Search code examples
javaxmlxpathstax

Reading Huge XML File using StAX and XPath


The input file contains thousands of transactions in XML format which is around 10GB of size. The requirement is to pick each transaction XML based on the user input and send it to processing system.

The sample content of the file

<transactions>
    <txn id="1">
      <name> product 1</name>
      <price>29.99</price>
    </txn>

    <txn id="2">
      <name> product 2</name>
      <price>59.59</price>
    </txn>
</transactions>

The (technical)user is expected to give the input tag name like <txn>.

We would like to provide this solution to be more generic. The file content might be different and users can give a XPath expression like "//transactions/txn" to pick individual transactions.

There are few technical things we have to consider here

  • The file can be in a shared location or FTP
  • Since the file size is huge, we can't load the entire file in JVM

Can we use StAX parser for this scenario? It has to take XPath expression as a input and pick/select transaction XML.

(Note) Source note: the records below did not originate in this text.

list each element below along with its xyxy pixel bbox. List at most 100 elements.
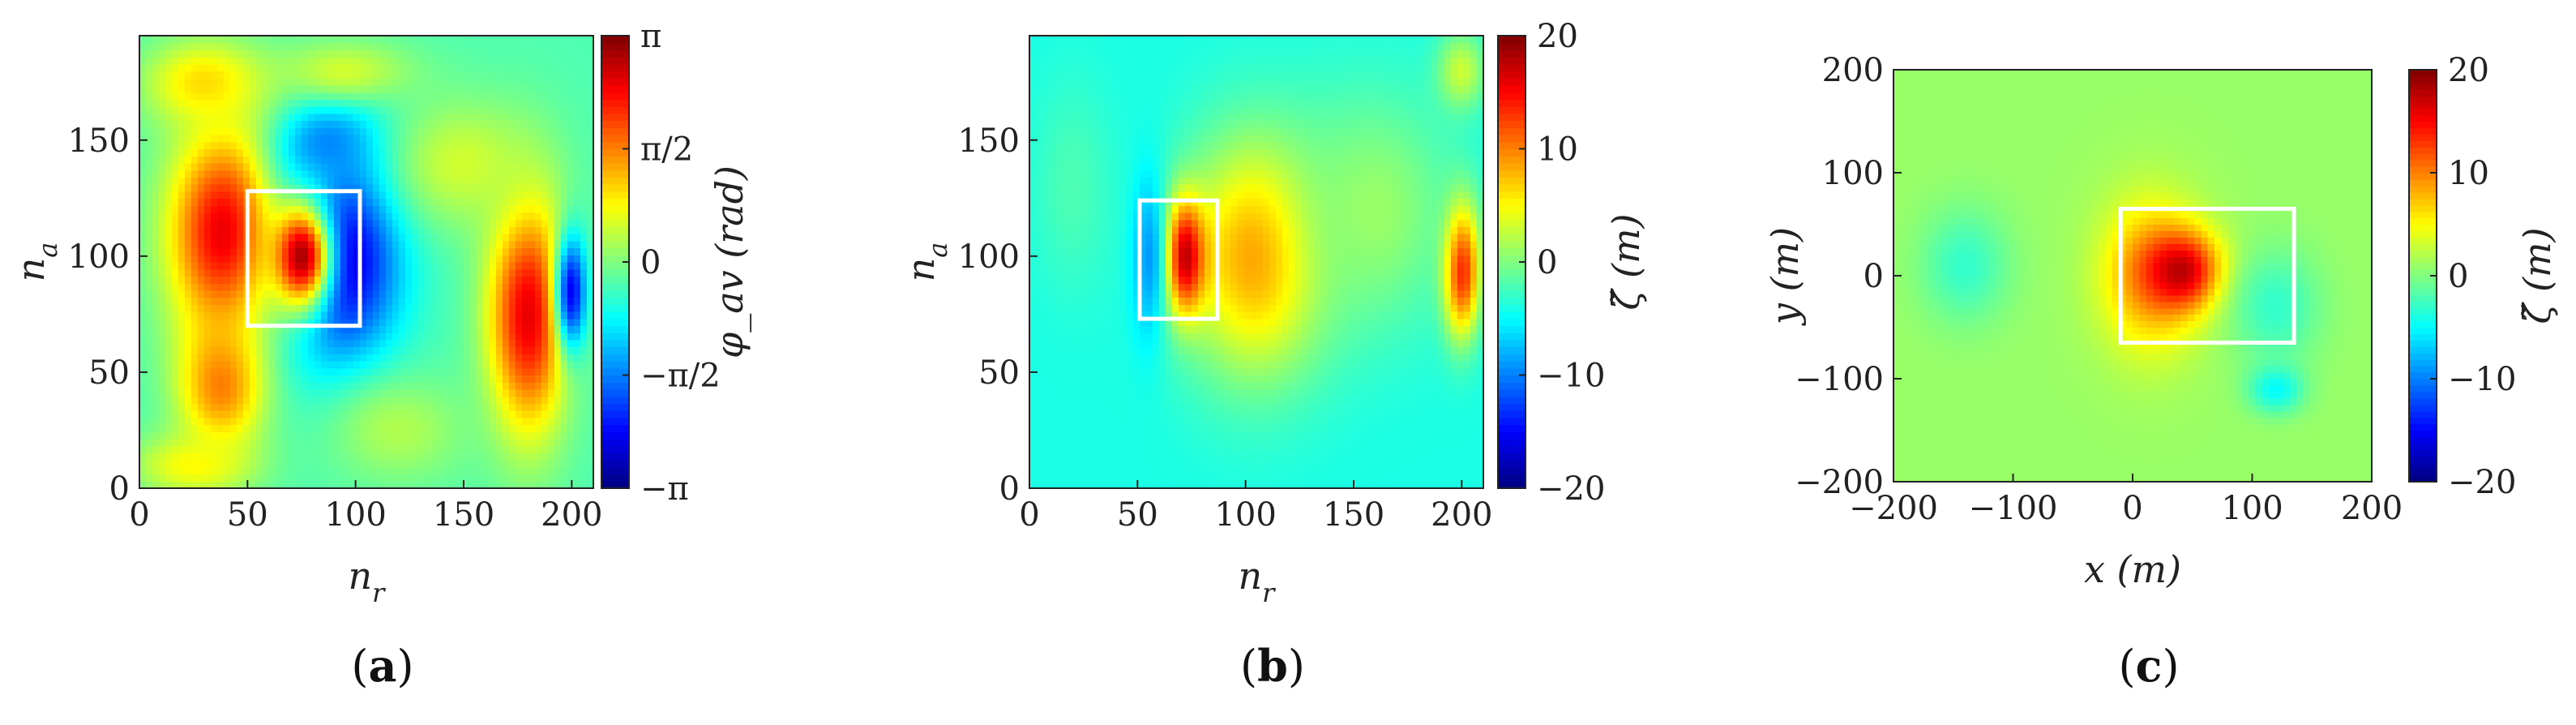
heatmap-cell	[340, 354, 348, 362]
heatmap-cell	[477, 169, 484, 178]
heatmap-cell	[237, 375, 244, 383]
heatmap-cell	[211, 141, 218, 150]
heatmap-cell	[587, 466, 594, 475]
heatmap-cell	[178, 156, 186, 164]
heatmap-cell	[139, 219, 147, 228]
heatmap-cell	[191, 49, 199, 58]
heatmap-cell	[198, 205, 205, 213]
heatmap-cell	[347, 283, 354, 291]
heatmap-cell	[438, 375, 445, 383]
heatmap-cell	[198, 156, 205, 164]
heatmap-cell	[321, 361, 328, 369]
heatmap-cell	[431, 318, 439, 327]
heatmap-cell	[554, 191, 562, 199]
heatmap-cell	[528, 318, 536, 327]
heatmap-cell	[451, 191, 458, 199]
heatmap-cell	[522, 156, 529, 164]
heatmap-cell	[431, 382, 439, 390]
heatmap-cell	[295, 36, 302, 44]
heatmap-cell	[282, 219, 289, 228]
heatmap-cell	[574, 268, 581, 277]
heatmap-cell	[418, 205, 426, 213]
heatmap-cell	[360, 262, 367, 270]
heatmap-cell	[580, 135, 588, 143]
heatmap-cell	[554, 460, 562, 468]
heatmap-cell	[554, 262, 562, 270]
heatmap-cell	[1062, 403, 1069, 411]
heatmap-cell	[516, 36, 523, 44]
heatmap-cell	[198, 63, 205, 72]
heatmap-cell	[204, 354, 212, 362]
heatmap-cell	[548, 268, 555, 277]
heatmap-cell	[522, 36, 529, 44]
colorbar-segment	[601, 375, 629, 383]
heatmap-cell	[230, 247, 237, 255]
heatmap-cell	[431, 268, 439, 277]
heatmap-cell	[496, 318, 503, 327]
heatmap-cell	[211, 36, 218, 44]
heatmap-cell	[146, 417, 153, 426]
heatmap-cell	[1036, 247, 1043, 255]
heatmap-cell	[308, 169, 315, 178]
heatmap-cell	[327, 276, 335, 284]
heatmap-cell	[295, 141, 302, 150]
heatmap-cell	[438, 78, 445, 86]
heatmap-cell	[165, 148, 173, 157]
heatmap-cell	[1049, 431, 1056, 440]
heatmap-cell	[276, 453, 283, 461]
heatmap-cell	[353, 403, 361, 411]
heatmap-cell	[237, 417, 244, 426]
heatmap-cell	[418, 453, 426, 461]
heatmap-cell	[204, 417, 212, 426]
heatmap-cell	[1036, 36, 1043, 44]
heatmap-cell	[561, 438, 568, 447]
heatmap-cell	[490, 127, 497, 135]
heatmap-cell	[139, 191, 147, 199]
heatmap-cell	[152, 198, 160, 206]
heatmap-cell	[302, 156, 309, 164]
heatmap-cell	[269, 481, 276, 489]
heatmap-cell	[1055, 85, 1063, 93]
heatmap-cell	[522, 63, 529, 72]
heatmap-cell	[418, 438, 426, 447]
heatmap-cell	[574, 63, 581, 72]
heatmap-cell	[340, 375, 348, 383]
heatmap-cell	[360, 290, 367, 298]
heatmap-cell	[464, 169, 471, 178]
heatmap-cell	[282, 453, 289, 461]
heatmap-cell	[470, 445, 477, 454]
heatmap-cell	[315, 177, 322, 185]
heatmap-cell	[360, 339, 367, 348]
heatmap-cell	[295, 49, 302, 58]
heatmap-cell	[561, 57, 568, 65]
heatmap-cell	[263, 141, 270, 150]
heatmap-cell	[289, 120, 296, 128]
heatmap-cell	[250, 283, 257, 291]
heatmap-cell	[269, 438, 276, 447]
heatmap-cell	[198, 367, 205, 376]
heatmap-cell	[516, 162, 523, 171]
heatmap-cell	[282, 431, 289, 440]
heatmap-cell	[289, 332, 296, 341]
heatmap-cell	[224, 297, 231, 305]
heatmap-cell	[302, 92, 309, 101]
heatmap-cell	[418, 148, 426, 157]
heatmap-cell	[496, 255, 503, 263]
heatmap-cell	[503, 148, 510, 157]
heatmap-cell	[340, 445, 348, 454]
heatmap-cell	[366, 318, 374, 327]
heatmap-cell	[496, 332, 503, 341]
heatmap-cell	[535, 346, 542, 354]
heatmap-cell	[1029, 156, 1037, 164]
heatmap-cell	[1055, 63, 1063, 72]
heatmap-cell	[1029, 240, 1037, 249]
heatmap-cell	[198, 255, 205, 263]
heatmap-cell	[1062, 162, 1069, 171]
heatmap-cell	[230, 460, 237, 468]
heatmap-cell	[263, 36, 270, 44]
heatmap-cell	[217, 42, 225, 51]
heatmap-cell	[146, 396, 153, 404]
heatmap-cell	[211, 318, 218, 327]
heatmap-cell	[1055, 99, 1063, 107]
heatmap-cell	[139, 120, 147, 128]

Looking for suggestions. Thanks in advance.


Solution

  • Stax and xpath are very different things. Stax allows you to parse a streaming XML document in a forward direction only. Xpath allows parsing in both directions. Stax is a very fast streaming XML parser, but, if you want xpath, java has a separate library for that.

    Take a look at this question for a very similar discussion: Is there any XPath processor for SAX model?